Pisces guy zones out than apologise - HELP NEEDED!



  • I've met this pisces guy through mutual friends. We're both in our 20's. I saw him at some event, smiled at him and he came over and approached me. We later contacted each other online, and have been talking in msg's since. At first he showed a lot of interest in me, asking me questions and trying to make me laugh... He would message me every day.

    After a week of chatting, he suddenly disappeared, didn't respond to my previous message and didn't contact me at all for over a week.

    I decided to confront him and asked if I said something wrong. After about 24 hours he replied that he's really really sorry, that he's been really busy with work, and claimed he has this tendency to "zone out" when busy, but he's truly sorry. Then he went on asking me some more questions, wanting to know how I'm doing with some stuff etc.

    Usually I feel like "I've been busy" is the WORST excuse ever and just ignore the person, but I've read that pisces guys tend to be distant at times, and also - it seems he IS interested (asking questions etc.). If a pisces male isn't interested - would he keep asking questions and seem interested or just cut you off? Should I accept his apology or should I ignore him?



  • Dear Carly15,

    You can believe that he is busy once , but if he zoned out again on you, than you can believe that he is just to busy for your undevided attention.

    Shuabby



  • "Should I accept his apology or should I ignore him? " Maybe you should consider the possibility that after a week of chatting with you he didnt see anything interesting in you. That's not to say you're not an interesting person or this is really what happened, but it's a possibility nonetheless. Too many people tend to rush and judge others, never thinking even for a moment to judge themselves first. And too many people are afraid of taking responsibility for their actions.

    Carly15, a human being's zodiac sign doesn't mean a lot, really ! How about the ascendant ? The position of all the planets on someone's chart ? Everything's important. And how about chinese astrology ? Egyptian astrology ? Kemetic astrology ? Numerology - Life path compatibility ? And how about early life experiences of each individual ? A human being is not a sign or a number, but a human being. Treat everyone as such.



  • Obviously I've considered it, but I figured - since he apologized and regained his interest in me so it seems - that maybe he really was busy/followed his tendency to space out.

    If you don't believe in astrology and that stuff what are doing here, anyway..?

    Thanks, I appreciate your response!



  • Please don't misunderstand Carly15, i know astrology and numerology and all this stuff is true, i also know ALL of them define a person, not just a Sign, that's my point. Now add to that the Karma factor, debts and "baggage" from past lives and one can understand it's very difficult to know a human being from just one factor. Us fishes do have our head in the clouds sometimes (or most of the times) , that's true. What's also true is fish people are not mature enough in their 20's but that's a generalization. I think if someone is really interested in a person then he/she always finds time to communicate. I'd say trust your gut feeling on this, sometimes our instincts are the best advisor we can get, we only get hurt if we don't heed them !

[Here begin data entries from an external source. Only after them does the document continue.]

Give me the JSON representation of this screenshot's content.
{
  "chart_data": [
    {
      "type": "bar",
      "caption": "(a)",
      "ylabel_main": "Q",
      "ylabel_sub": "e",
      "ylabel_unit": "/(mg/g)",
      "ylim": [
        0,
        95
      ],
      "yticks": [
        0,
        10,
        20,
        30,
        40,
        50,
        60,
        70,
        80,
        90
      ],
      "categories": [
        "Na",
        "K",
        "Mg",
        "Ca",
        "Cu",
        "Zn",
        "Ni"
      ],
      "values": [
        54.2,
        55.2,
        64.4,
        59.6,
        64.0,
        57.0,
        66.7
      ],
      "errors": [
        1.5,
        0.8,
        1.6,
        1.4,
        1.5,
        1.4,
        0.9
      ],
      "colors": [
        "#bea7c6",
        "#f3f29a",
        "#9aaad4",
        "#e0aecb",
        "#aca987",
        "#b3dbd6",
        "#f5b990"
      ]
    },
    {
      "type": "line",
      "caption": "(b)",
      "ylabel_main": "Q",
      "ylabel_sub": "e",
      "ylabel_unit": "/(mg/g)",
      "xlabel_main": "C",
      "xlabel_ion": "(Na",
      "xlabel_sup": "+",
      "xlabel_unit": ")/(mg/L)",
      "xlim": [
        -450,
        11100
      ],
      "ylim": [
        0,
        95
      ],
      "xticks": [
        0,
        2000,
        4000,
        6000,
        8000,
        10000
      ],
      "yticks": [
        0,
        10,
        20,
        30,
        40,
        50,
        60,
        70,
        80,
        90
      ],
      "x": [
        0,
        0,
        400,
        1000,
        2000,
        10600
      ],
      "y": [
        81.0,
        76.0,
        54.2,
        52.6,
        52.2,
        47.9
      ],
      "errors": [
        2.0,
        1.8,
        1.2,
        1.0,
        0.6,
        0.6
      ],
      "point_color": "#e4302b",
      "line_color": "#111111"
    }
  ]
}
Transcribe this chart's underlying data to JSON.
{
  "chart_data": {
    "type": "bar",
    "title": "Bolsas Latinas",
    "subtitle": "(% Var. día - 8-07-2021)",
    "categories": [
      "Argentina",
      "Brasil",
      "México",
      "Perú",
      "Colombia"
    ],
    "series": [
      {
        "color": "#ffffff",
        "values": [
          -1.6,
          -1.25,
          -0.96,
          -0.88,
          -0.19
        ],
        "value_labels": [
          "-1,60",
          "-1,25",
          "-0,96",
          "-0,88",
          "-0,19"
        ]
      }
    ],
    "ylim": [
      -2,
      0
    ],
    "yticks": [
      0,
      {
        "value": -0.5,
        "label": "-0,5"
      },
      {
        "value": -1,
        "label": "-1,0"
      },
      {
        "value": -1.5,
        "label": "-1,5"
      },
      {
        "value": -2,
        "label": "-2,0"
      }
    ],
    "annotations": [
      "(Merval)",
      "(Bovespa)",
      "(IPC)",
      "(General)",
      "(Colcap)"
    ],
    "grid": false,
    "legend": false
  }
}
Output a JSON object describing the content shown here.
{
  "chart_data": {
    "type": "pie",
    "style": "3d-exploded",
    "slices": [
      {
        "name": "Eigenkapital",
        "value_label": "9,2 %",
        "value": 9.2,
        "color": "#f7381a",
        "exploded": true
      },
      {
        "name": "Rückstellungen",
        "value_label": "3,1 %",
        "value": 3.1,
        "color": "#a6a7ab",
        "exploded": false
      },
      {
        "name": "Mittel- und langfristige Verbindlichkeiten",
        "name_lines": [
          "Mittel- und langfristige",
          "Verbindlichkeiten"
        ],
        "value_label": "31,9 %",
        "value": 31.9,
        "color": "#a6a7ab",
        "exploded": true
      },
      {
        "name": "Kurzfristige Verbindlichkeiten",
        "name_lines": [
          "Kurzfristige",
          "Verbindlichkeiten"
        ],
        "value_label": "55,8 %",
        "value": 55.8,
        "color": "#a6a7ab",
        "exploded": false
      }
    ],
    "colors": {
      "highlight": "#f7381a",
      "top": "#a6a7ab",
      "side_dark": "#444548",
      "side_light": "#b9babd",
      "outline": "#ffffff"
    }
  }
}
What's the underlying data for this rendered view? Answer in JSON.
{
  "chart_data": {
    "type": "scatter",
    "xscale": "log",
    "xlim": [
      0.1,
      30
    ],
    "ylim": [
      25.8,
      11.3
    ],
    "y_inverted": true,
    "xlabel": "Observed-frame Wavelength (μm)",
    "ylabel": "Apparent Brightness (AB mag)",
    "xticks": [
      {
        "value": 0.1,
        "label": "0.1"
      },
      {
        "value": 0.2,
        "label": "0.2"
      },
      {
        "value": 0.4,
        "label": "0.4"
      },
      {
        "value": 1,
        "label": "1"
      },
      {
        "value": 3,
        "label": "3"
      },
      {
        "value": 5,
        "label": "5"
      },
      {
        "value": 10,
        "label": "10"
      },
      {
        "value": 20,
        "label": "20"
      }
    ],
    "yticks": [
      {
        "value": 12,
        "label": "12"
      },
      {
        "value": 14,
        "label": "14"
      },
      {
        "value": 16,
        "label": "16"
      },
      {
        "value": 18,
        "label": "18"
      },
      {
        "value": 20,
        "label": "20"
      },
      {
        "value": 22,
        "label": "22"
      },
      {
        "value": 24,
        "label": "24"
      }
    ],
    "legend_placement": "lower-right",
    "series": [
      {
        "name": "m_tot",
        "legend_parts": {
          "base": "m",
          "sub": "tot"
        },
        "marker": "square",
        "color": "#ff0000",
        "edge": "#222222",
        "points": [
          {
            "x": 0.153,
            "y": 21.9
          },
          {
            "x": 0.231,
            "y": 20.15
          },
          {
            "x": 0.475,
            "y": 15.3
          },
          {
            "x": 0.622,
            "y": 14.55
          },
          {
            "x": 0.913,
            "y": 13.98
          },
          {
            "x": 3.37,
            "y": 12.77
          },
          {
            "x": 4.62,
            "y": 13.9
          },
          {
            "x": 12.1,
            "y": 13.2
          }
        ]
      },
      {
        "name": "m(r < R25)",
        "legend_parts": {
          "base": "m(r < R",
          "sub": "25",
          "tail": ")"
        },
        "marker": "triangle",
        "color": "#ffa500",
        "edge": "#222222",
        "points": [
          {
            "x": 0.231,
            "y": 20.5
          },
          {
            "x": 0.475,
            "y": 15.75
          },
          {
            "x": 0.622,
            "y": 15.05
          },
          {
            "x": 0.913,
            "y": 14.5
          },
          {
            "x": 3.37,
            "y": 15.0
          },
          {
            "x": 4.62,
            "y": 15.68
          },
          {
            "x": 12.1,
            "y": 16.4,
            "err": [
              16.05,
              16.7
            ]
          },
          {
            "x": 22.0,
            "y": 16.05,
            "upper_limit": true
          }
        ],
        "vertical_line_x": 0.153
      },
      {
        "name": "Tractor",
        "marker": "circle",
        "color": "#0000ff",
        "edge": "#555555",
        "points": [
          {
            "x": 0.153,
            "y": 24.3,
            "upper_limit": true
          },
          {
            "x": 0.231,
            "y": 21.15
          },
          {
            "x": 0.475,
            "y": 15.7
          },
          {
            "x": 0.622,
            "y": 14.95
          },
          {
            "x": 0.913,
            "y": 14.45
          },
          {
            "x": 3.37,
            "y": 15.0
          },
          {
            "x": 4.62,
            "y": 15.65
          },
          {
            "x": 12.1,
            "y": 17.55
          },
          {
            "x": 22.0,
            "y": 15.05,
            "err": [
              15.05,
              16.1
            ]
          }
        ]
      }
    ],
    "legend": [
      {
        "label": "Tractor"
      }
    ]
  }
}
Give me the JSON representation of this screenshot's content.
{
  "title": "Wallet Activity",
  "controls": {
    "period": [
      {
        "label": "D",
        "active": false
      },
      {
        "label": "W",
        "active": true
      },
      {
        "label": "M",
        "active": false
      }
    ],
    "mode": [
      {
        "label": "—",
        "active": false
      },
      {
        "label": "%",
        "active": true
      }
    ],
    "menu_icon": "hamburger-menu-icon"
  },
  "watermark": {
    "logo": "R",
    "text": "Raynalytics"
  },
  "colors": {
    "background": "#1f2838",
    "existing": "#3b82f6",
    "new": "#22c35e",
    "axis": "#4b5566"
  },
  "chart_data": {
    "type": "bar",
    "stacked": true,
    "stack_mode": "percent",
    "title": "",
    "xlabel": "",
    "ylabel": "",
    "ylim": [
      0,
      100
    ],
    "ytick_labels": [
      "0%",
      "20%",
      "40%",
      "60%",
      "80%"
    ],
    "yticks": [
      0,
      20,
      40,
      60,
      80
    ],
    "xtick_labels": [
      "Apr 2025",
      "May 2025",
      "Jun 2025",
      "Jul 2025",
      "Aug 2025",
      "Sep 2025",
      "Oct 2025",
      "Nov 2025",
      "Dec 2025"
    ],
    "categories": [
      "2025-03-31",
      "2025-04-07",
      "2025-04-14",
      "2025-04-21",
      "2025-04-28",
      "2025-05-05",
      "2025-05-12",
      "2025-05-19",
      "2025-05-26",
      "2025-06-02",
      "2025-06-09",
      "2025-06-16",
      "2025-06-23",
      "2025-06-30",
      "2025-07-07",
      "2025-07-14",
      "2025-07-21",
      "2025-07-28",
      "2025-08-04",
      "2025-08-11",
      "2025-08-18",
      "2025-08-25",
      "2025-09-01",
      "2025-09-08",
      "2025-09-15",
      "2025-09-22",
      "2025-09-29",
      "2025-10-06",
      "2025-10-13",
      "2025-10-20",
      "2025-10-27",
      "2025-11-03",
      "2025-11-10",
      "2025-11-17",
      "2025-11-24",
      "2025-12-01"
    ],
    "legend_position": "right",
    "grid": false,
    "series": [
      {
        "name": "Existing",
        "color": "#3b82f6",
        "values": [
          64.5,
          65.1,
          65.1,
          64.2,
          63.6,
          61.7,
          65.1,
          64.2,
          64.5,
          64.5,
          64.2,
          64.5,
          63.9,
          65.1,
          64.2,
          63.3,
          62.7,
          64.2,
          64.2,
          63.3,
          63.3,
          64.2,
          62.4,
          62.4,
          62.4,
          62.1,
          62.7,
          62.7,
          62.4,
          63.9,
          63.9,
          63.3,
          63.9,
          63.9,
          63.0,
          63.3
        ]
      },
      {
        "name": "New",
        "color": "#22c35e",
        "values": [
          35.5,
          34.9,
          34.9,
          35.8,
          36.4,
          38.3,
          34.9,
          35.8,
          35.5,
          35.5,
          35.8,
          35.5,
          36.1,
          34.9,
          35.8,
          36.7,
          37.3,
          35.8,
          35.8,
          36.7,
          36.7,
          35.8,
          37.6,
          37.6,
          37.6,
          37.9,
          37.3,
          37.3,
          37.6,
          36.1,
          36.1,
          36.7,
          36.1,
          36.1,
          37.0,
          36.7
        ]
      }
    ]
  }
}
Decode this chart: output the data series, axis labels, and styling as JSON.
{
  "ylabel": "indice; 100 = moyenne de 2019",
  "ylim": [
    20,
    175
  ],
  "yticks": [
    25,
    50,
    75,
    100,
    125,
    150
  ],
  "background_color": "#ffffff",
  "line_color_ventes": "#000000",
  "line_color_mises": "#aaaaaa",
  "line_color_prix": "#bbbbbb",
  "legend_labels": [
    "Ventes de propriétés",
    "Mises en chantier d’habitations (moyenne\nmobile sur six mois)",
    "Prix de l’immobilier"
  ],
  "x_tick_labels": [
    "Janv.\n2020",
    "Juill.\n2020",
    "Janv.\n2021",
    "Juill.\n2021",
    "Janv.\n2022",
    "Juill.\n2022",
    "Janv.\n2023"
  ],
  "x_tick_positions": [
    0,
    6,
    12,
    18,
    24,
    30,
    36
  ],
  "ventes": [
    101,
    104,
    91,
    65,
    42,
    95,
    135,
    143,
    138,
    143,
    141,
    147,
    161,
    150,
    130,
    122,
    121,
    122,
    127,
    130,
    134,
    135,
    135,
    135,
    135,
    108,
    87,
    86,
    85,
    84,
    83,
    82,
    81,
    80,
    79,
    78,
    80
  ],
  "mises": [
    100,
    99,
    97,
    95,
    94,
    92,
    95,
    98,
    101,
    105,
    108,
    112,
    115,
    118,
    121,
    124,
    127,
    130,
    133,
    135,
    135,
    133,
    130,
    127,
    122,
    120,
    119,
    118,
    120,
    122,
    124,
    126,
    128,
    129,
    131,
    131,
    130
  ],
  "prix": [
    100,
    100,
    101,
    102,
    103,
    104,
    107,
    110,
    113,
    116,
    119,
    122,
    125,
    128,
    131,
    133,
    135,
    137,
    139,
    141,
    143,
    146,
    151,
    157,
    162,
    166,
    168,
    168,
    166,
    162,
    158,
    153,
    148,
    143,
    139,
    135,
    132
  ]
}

  • i had the same problem... it's really annoying it's been two years since i met the pisces guy i now and - he is still lie this. it's part of their personalities. like almost an integral part of their blueprint. for some pisceans its worse than others. so i guess my guy and your guy do it way more abruptly than other pisces. the behavior really sucks, it takes me on an emotional rollercoaster... highs wen he is paying attention n loving. and then lows when he disappears... i spoke to him about it but he didnt seem to get it. he didnt think he was doing something wrong- he thought -- 'i have obligations, wor, family, etc" and that i was making a big deal out of it. he didnt see that he was leaving huge voids in my life by disappearing the way he did. so he couldnt really change the behavior bc he didnt even acknowledge that its so terrible. i think u should speak to your guy (about how his behavior makes u feel) and see if anything changes after the conversation. if it doesnt...... it's your choice if you want to deal with it bc it probably wont change unless the person wants to change it, and makes efforts.



  • also- seehorse- i had the same problem as carly so i understand what she's saying. its not even about listening to instincts- because pisces will be loving one minute and then he disappears. so when u weigh the situation u see on the 1 hand he's very caring and sweet and interested and on the other he spaces out from time to time when he focuses on other tasks. it seems so innocent. because wen he returns from his spaced out sessions he is so loving. but in reality - its like keeping someone on a leash. seehorse, as a pisces, maybe you would not be this way, maybe you're more evolved. but some pisces will. the proof is out there.

    oh and carly my pisces had a bunch of signs in aries and his moon in capricorn. so he was more cold. maybe that's your guys problem too. the abruptness of aries and the cold/distance of capricorn. find out his birth time and do a chart for him it'll show you some basic stuff abt him.